Dizem que o bicho mais ignorante é a galinha, pois ela só sabe contar até três; colocados dois grãos de milho no chão, o primeiro preso e o segundo solto, ela passa para o segundo depois de bicar o primeiro, mas se o grão solto for o quarto ela fica confusa. Mesmo assim a galinha não faz mal nenhum. Pelo contrário, doa a carne e os ovos para matar nossa fome. O bicho homem, que é inteligente e se diz criado à imagem e semelhança de Deus, é porém o mais nocivo à vida na Terra, e não é necessário mencionar aqui nenhum exemplo disso.
No Juizado Especial Criminal é comum ouvir dos autores de agressões, ameaças, etc. que praticaram os crimes porque estavam descontrolados, irritados. Isso explica o ato criminoso, mas não o justifica. Cá entre nós, só faltava dizerem que o crime foi cometido quando estavam calmos, relaxados. Ora, é evidente que praticaram o crime porque não tiveram disposição de lutar contra o próprio sentimento que os impulsionou. Qualquer pessoa sabe que é possível evitar atos insensatos se houver autocontrole. O problema é que há uma distância enorme entre o desejo e a ação.
Há em nós um desejo ardente de paz, mas esse desejo é na realidade mera veleidade, pois acaba cedendo a dificuldades normais da vida, e então praticamos atos insanos porque achamos mais fácil nos deixar levar pelo impulso do que tentar dominá-lo. Tiramos a paz dos outros e a nossa própria, pois depois bate o arrependimento, pesa a consciência, e mesmo assim a gente teima em não reparar o erro. Isso é a causa de grande parte das nossas doenças.
Ter serenidade, equilíbrio é fácil quando não há nada a nos perturbar. Assim como um objeto não se move sem um estímulo externo, um ser humano não age ofensivamente quando tudo está do seu agrado. Ficar tranqüilo quando tudo está bem é fácil e não deve ser motivo de júbilo. Não há mérito em ser pacífico quando tudo é paz. Só existe grandeza quando se mantém o equilíbrio e a calma diante de problemas.
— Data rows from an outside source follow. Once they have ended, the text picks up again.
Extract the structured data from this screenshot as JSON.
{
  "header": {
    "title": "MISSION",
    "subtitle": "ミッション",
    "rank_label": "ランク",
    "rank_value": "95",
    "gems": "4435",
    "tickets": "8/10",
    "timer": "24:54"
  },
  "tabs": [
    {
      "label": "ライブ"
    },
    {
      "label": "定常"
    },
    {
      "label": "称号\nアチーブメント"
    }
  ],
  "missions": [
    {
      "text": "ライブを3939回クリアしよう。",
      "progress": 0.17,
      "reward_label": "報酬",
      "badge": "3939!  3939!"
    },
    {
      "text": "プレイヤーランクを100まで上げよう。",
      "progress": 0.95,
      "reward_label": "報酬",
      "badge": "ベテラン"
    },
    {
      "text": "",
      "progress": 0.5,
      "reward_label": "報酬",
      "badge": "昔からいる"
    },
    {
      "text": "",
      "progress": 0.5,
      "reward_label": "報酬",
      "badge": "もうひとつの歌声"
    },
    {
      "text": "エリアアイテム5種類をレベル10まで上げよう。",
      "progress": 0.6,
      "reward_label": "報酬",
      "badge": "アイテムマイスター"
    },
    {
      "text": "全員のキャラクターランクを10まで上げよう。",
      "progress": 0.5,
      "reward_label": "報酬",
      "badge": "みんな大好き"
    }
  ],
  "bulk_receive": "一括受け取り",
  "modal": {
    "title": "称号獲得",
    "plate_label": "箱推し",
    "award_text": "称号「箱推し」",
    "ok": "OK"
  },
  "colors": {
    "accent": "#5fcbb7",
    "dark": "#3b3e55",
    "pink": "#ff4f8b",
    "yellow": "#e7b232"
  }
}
A paz com o meio só pode ser atingida após implantada na esfera pessoal. Cada um deve estar em paz consigo mesmo para agir pacificamente com os outros. Para isso é necessário sair do primitivismo espiritual e buscar um estágio mais avançado de compreensão das coisas e de controle dos maus sentimentos. A maturidade emocional é o que transforma para melhor o ser humano, eleva-o, fá-lo agir movido por um imperativo moral, buscando ser agradável e útil aos que o rodeiam.
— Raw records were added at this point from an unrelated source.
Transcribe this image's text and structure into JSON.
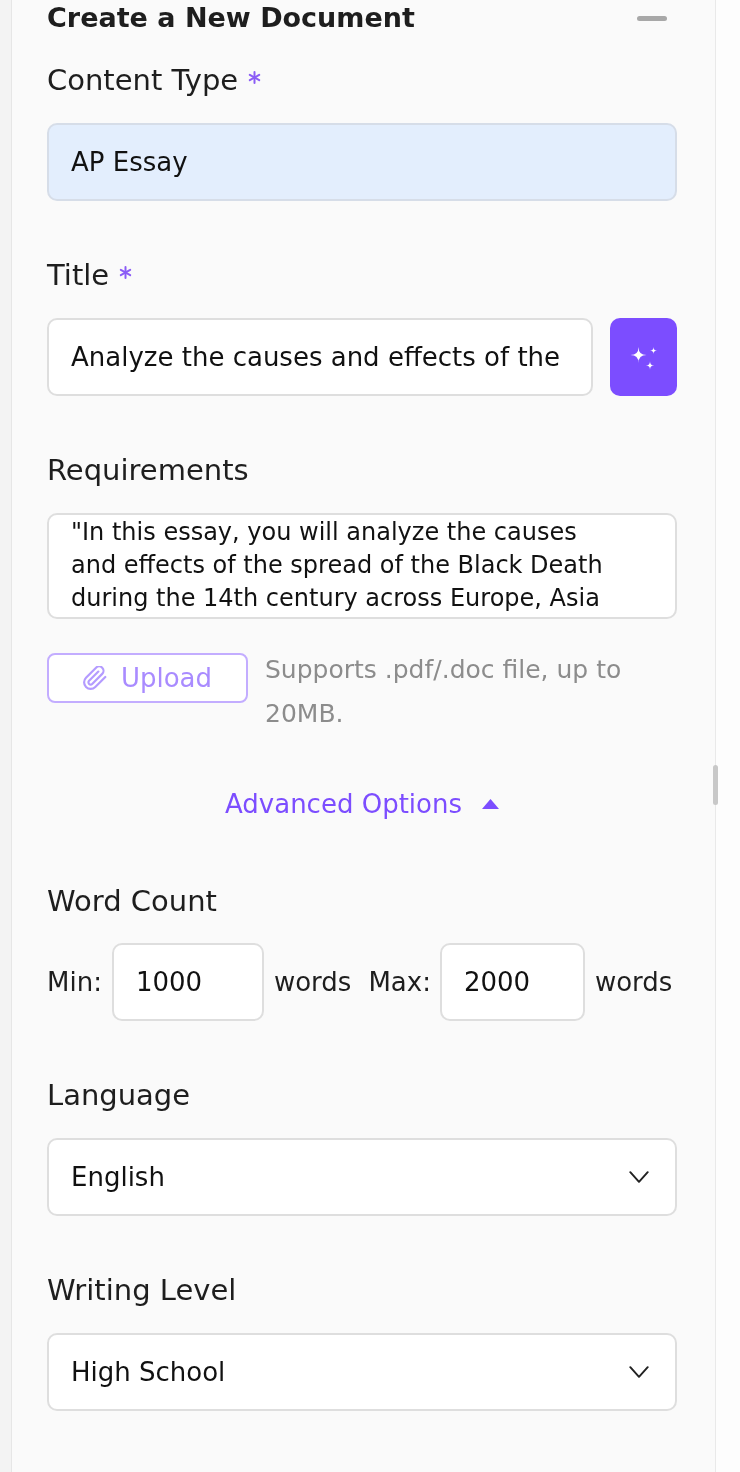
{
  "header": {
    "title": "Create a New Document"
  },
  "content_type": {
    "label": "Content Type",
    "required": true,
    "value": "AP Essay"
  },
  "title": {
    "label": "Title",
    "required": true,
    "value": "Analyze the causes and effects of the"
  },
  "requirements": {
    "label": "Requirements",
    "value": "\"In this essay, you will analyze the causes and effects of the spread of the Black Death during the 14th century across Europe, Asia",
    "upload_button": "Upload",
    "upload_hint": "Supports .pdf/.doc file, up to 20MB."
  },
  "advanced_options": {
    "label": "Advanced Options",
    "expanded": true
  },
  "word_count": {
    "label": "Word Count",
    "min_label": "Min:",
    "min_value": "1000",
    "min_unit": "words",
    "max_label": "Max:",
    "max_value": "2000",
    "max_unit": "words"
  },
  "language": {
    "label": "Language",
    "value": "English"
  },
  "writing_level": {
    "label": "Writing Level",
    "value": "High School"
  }
}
As pessoas normalmente sabem do que é preciso para uma melhor qualidade de vida no âmbito das relações humanas. Há milhares de livros de auto-ajuda que mostram o óbvio. Entretanto, não há uma disposição firme em vencer nossos próprios impulsos. É mais fácil culpar os outros por nossos infortúnios do que reconhecer nossos erros, ceder à raiva, à inveja. Há pessoas que preferem morrer a submeter-se a um pedido de desculpas, como se isso fosse diminuir o seu valor. Amizades, relações familiares são desfeitas por causa dessa falta de humildade e dessa resistência a primeiro corrigir os próprios defeitos e erros. Sabemos muito bem julgar mal os outros; consideramo-los indignos por defeitos que em nós vemos como virtudes. Muita gente diz seguir uma religião e como se deve agir em nome de Deus. Diz. Só que na prática, quando é necessário converter palavras em gestos, a doutrina é esquecida.
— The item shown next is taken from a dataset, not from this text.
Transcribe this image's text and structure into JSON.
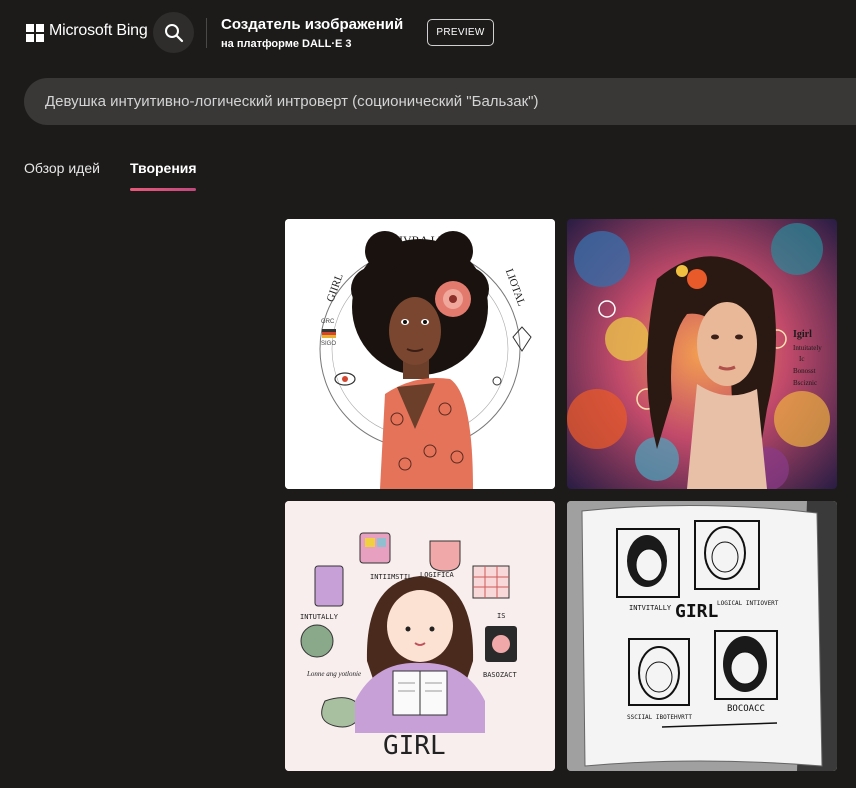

A vida seria infinitamente melhor se cada um efetivamente buscasse sedimentar uma forte base espiritual e agisse guiado por ela. Não é o Estado que vai resolver questões do foro íntimo das pessoas, como irmão que não fala com irmão, cônjuge que mata cônjuge, amigo que se indispõe com amigo. E não são pessoas sem estudo ou família. Cadê o amor? Fala-se tanto em amor, em Deus.
Precisamos (eu, mais do que ninguém) sair da retórica, ultrapassar o mundo metafísico e abstrato das palavras e convertê-las em ações; criar e cultivar o hábito do autocontrole, da paciência, da compreensão, da boa educação, da humildade. Bem menos do que isso, seguir o sábio conselho de contar até dez antes das más ações; é o tempo necessário para que se dissipem do espírito as nuvens negras que o encobrem. Deu vontade de ofender alguém? Contemos até dez. Estamos prestes a cair numa tentação? Idem. Sejamos mais inteligentes do que a galinha.